Accueil
Bien vieillir
Habitat, lieu de vie : la ville
« Les années 1990 offrent aux personnes âgées une occasion sans précédent de faire de la ville un endroit où l'on peut bien vieillir. La relation entre les aînés et les municipalités dans lesquelles ils vivent a beaucoup évolué.
Dans les pays développés, différentes tendances convergent et créent les conditions favorables au changement. Ces conditions se subdivisent en deux groupes : celles qui concernent les aînés et celles qui concernent les villes et les administrations municipales.»
INIST-CNRS, Vieillir en ville, ici et ailleurs Auteur(s) BRINK S.
Une étude démographique récente montre que les séniors privilégient les villes moyennes pour la retraite. Cependant certaines villes se mobilisent pour la prévention santé des seniors encore actifs. Ce plan fait le pari d’un accompagnement réussi à une période charnière de la vie, à la limite du grand âge. (21, 3%. C’est la part des plus de 60 ans que comptait la population française en 2007. Un chiffre éloquent qui en dit long sur la place croissante qu’occupe cette frange que d’aucuns appellent seniors actifs).
L’urbanisme, le logement et l’organisation de la ville participent à la politique de la vieillesse, nous vous invitons à visiter le site du Plan Urbanisme Construction et Architecture (PUCA).

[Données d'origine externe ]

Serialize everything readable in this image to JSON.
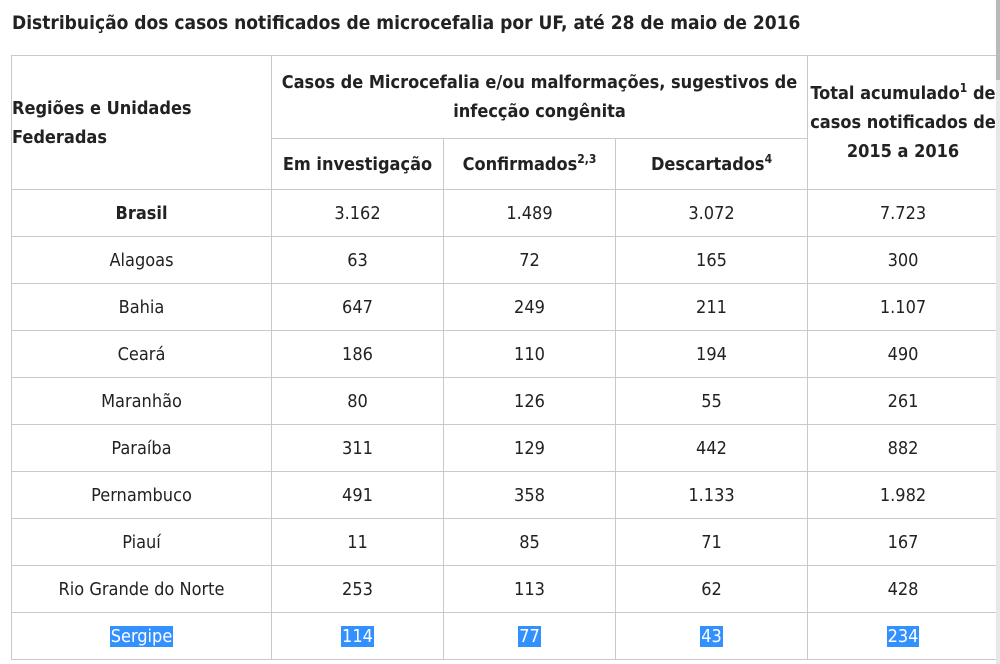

Les réalités démographiques, sociologiques et économiques (allongement de l’espérance de vie, diminution de la fécondité et de la mortalité, prise d’âge des générations du baby-boom…) utilisées par les décideurs politiques et économiques sont encore médiatisées par la culture de l’âgisme et un rapport pour le moins complexe au fait de vieillir qui s’inscrit trop souvent dans la « médicalisation du vieillissement.. Ces pratiques trop « ségrégatives » sont loin de l’attente de cohésion sociale intergénérationnelle que les professionnels appellent de leurs vœux !
C’est aussi l’approche de Peggy SCHMITT dans une interview de Pascale Poupinot, chargée de mission et urbaniste à la Fédération nationale des agences d'urbanisme : "Le vieillissement ne soulève pas que des questions de santé, de financement des retraites ou d'emploi. Il oblige aussi à regarder le développement des villes. Les besoins en logements, la demande de déplacements, les attentes en matière de lieux publics et les exigences de services des populations vieillissantes ne sont pas les mêmes que celles des populations jeunes et actives."
Décideurs en gérontologie 08/2007, n° 87 Bien vieillir en ville.
Il serait temps de penser la vie dans nos cités. Qu’elles soient autre chose que des centres désertés par les habitants, les commerces et autres services. C’est une démarche qui s’inscrit dans le développement durable.
Chaque municipalité doit étudier, au moment de définir le PLU ,la vie des citadins. Penser l’organisation, l’accessibilité pour toutes les générations. Les réhabilitations de quartier doivent éviter la ségrégation ou le déplacement des populations.
Nous les gérontologues consultants nous voyons trop souvent les personnes âgées/handicapées reléguées en périphérie des villes (c’est là que trop souvent se créent les EHPAD) où il est difficile de conserver le lien social et ses repères, ce qui accélère la perte d’autonomie. Il est d’autres pratiques que je qualifierai de maltraitantes qui consistent à construire un EHPAD à proximité de l’autoroute et loin de la ville, ou le site inscrit sur le PLU se situe au carrefour de deux grands axes autoroutiers, ou à proximité d’une décharge……C’est dire le peu de considération qui est accordé aux personnes âgées. (Nous nous abstenons de citer les arguments des choix précités ! l’horreur !)
Nous voyons les publicités de tels groupes pour des « hameaux composés de villas » certes bien pensées sur le plan architectural et ergonomique mais générant une forme « d’apartheid » générationnel voire social , la sécurité est le principal argument de vente.